Ms Aziza, a women’s rights activist, argued the government needs to take into account violence committed against all women and girls to be able to properly tackle the problem, arguing that women from ethnic minority backgrounds were often overlooked.

She said: “Violence against women and girls is a pandemic. We all know this. Look at data to see the amount of women and girls killed by men every year. Also, women and girls do survive it, but in what shape and form do they survive?

“For too long parliamentarians, including women, are not advocating for all women. If you are not advocating for the rights of the most vulnerable, least protected and most marginalised then you’re not working towards making systemic change. Why are migrant women missing from the domestic abuse bill? Why is their humanity being denied by the political system in this country?

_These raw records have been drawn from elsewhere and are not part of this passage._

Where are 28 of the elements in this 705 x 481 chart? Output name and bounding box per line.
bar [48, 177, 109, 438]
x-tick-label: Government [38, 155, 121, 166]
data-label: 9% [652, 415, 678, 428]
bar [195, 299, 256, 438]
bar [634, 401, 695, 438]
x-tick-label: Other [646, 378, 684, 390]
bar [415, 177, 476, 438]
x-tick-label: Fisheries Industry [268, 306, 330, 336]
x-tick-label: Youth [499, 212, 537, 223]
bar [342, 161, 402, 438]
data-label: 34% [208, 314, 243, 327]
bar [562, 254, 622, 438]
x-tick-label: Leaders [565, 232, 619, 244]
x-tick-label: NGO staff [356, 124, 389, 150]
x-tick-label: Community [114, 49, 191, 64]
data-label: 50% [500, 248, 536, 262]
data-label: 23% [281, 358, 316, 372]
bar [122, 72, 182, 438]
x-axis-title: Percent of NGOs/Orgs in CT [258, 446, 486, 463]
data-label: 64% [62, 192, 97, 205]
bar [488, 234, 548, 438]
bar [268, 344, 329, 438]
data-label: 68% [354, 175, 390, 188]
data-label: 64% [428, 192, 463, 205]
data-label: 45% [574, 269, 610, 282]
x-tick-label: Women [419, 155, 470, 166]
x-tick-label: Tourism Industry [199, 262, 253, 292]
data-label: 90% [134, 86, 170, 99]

MPs must ‘advocate for all women’, says Shaista AzizaShaista Aziza

“This landmark bill does not include the most vulnerable who happen to overwhelmingly be women of colour. To deny women of colour their rights and humanity is racist. Why is it when black women, women of colour, or trans women killed or harmed, there is not the same level of outrage.

“If women aren’t safe, then men aren’t safe. If women’s humanity is destroyed daily, then men’s humanity is destroyed daily, because patriarchy is reducing them to perpetrators. If we are to tackle this systemic issue, it has to be the priority of everyone.”